Isaïe l’avait annoncé 6 à 700 ans plus tôt et l’évangile de ce jour, nous donne de réentendre l’absurdité d’une violence déchaînée qui mène Jésus, le Serviteur, au tombeau. Ce récit a une dimension intemporelle et spectaculaire au point que nombre d’artistes l’ont retranscrit en musique, peinture, spectacle vivant, film ou sous d’autres formes, comme pour se défaire de la douleur qui assaille le croyant mais aussi chaque personne sensible, compatissante, pleinement humaine.

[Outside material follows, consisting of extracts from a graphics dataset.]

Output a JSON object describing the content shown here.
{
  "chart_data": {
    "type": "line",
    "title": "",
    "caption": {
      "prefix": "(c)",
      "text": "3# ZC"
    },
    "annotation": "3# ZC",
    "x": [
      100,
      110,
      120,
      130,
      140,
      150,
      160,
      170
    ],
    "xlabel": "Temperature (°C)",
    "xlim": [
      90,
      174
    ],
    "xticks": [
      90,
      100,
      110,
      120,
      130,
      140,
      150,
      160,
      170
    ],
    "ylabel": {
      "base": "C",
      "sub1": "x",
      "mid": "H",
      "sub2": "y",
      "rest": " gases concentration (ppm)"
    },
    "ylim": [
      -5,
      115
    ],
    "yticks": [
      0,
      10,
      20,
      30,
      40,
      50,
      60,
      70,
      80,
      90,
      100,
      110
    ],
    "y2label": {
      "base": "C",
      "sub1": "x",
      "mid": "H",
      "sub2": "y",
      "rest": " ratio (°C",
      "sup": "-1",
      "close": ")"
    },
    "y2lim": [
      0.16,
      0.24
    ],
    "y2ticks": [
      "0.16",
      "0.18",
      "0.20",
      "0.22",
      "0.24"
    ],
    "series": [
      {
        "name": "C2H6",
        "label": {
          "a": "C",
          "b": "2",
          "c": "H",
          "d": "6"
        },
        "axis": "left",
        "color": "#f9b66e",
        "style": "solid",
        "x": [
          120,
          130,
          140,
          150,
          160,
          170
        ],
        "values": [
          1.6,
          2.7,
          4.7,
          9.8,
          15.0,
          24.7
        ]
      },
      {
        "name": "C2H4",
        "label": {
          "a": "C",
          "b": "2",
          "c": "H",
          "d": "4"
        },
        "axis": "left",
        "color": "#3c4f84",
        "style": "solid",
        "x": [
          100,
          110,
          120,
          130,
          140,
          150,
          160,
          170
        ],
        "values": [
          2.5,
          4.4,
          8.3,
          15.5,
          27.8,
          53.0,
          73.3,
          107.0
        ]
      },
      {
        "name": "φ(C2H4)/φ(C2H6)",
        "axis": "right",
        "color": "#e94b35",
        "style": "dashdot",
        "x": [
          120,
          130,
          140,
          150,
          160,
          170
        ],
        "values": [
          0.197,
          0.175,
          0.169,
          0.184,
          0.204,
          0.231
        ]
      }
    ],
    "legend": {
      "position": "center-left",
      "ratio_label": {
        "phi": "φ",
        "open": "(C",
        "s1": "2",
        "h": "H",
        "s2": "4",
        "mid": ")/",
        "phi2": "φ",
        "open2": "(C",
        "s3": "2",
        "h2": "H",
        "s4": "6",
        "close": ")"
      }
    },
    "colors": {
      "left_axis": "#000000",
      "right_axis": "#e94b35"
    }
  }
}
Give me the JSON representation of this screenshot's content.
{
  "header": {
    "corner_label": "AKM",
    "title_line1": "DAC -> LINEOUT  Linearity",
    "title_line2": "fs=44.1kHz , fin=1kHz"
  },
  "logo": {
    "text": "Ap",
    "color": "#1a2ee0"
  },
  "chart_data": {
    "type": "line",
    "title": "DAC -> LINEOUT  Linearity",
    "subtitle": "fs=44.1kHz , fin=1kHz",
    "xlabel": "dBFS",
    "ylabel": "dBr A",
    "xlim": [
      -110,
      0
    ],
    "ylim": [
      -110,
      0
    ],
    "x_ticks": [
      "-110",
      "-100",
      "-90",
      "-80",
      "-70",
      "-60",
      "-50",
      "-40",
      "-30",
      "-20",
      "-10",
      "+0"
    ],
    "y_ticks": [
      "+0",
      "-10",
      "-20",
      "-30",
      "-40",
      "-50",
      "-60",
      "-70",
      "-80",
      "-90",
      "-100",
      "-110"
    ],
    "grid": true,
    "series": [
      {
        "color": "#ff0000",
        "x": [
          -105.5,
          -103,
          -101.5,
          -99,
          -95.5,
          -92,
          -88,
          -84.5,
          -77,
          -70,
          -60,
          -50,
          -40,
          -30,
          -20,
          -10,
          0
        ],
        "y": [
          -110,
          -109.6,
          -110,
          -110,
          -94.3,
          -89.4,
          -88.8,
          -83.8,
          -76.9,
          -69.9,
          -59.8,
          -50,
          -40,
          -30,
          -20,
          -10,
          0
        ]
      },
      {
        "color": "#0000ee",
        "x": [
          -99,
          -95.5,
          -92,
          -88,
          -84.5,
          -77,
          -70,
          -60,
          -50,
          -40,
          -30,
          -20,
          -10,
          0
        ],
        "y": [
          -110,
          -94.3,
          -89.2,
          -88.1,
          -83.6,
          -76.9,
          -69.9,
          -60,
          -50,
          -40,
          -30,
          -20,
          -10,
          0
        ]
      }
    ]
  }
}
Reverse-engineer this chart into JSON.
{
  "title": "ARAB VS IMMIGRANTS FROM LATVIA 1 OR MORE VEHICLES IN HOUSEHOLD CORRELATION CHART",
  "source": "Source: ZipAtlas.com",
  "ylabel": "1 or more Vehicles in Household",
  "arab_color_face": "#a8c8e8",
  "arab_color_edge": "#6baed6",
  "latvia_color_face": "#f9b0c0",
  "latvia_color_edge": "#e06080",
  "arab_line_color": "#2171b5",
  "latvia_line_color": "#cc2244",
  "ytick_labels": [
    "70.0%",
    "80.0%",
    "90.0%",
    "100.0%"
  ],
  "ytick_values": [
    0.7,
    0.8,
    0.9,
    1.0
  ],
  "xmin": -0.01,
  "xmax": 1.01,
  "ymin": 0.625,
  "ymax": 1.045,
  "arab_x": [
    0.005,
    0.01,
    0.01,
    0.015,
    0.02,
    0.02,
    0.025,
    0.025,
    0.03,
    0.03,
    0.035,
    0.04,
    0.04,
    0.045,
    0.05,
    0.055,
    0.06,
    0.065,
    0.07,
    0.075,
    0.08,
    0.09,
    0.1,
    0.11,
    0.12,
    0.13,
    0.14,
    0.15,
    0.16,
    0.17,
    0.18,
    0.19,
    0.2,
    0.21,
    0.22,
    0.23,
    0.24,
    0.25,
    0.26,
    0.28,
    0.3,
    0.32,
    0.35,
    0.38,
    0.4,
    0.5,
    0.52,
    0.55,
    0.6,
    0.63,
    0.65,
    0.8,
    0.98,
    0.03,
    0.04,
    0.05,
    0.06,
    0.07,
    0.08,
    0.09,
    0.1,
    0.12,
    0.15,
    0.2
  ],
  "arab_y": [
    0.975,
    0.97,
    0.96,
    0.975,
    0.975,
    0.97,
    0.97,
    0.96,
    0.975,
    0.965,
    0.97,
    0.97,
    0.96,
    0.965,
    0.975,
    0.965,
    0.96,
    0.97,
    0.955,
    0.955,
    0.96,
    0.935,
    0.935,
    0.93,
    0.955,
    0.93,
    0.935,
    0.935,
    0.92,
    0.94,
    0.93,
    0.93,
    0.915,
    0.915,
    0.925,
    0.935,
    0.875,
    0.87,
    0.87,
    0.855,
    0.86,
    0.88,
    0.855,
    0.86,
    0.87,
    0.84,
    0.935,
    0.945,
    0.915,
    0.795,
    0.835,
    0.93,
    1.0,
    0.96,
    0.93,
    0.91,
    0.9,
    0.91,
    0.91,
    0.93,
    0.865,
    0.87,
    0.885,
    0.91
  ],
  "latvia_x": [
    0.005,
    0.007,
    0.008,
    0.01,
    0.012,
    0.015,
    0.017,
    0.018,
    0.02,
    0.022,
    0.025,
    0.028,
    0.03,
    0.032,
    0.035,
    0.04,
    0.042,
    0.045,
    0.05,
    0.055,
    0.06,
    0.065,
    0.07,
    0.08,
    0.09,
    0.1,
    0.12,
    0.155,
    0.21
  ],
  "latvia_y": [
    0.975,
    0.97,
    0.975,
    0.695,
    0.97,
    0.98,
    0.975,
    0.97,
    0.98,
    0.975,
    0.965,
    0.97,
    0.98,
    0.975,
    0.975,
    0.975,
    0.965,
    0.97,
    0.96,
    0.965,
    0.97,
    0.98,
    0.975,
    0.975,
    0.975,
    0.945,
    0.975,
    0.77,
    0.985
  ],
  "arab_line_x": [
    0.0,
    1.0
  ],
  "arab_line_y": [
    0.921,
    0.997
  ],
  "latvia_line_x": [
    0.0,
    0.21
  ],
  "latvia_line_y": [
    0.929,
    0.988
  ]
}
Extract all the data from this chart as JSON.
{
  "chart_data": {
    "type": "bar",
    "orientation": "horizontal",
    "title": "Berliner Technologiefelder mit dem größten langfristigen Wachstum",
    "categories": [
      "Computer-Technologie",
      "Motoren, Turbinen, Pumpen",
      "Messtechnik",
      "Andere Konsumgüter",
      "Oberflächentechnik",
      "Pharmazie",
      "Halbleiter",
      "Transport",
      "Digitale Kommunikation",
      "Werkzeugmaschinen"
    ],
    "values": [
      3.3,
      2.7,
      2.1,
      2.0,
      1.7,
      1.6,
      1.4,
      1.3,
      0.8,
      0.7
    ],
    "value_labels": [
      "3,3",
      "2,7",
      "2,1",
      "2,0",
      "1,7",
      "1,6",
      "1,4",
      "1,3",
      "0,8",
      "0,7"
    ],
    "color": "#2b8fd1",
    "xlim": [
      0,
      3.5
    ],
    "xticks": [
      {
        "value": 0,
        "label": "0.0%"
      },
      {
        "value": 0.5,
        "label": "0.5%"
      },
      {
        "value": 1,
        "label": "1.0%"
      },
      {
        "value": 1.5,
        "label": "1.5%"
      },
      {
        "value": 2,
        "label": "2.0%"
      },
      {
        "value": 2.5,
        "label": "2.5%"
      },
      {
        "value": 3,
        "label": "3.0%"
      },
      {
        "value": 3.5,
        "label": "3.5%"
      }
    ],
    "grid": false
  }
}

De retour à Jérusalem, Jésus est accueilli comme l’Envoyé, le Sauveur tant attendu. Il va ensuite prendre son dernier repas avec ses apôtres en leur confiant ses dernières instructions « vous devez vous laver les pieds les uns les autres » et « c’est un exemple que je vous ai donné ! » Puis éclate la tragédie : trahison, arrestation, jugement infâme avec son lot de marchandage entre juifs et romains, condamnation et l’apothéose de l’ignominie : la mise à mort sur une croix. Violence, mensonges, manipulations…tout s’enchaîne sans faille. C’en est presque irréel ! Pourtant il en meurt. À sa suite les apôtres vont, pratiquement tous, vivre des choses équivalentes. Intemporel car tant de femmes, d’hommes, d’enfants ont vécu, et vivent aujourd’hui encore, le même martyre : condamnés à tort pour leur couleur de peau, pour leur sexe, pour leurs actes d’humanité, leur religion, leurs pensées, leur foi en Christ ou plus simplement leur foi en la liberté, en la justice, en l’homme ! Malgré ces relectures annuelles, nous ne pouvons nous y habituer !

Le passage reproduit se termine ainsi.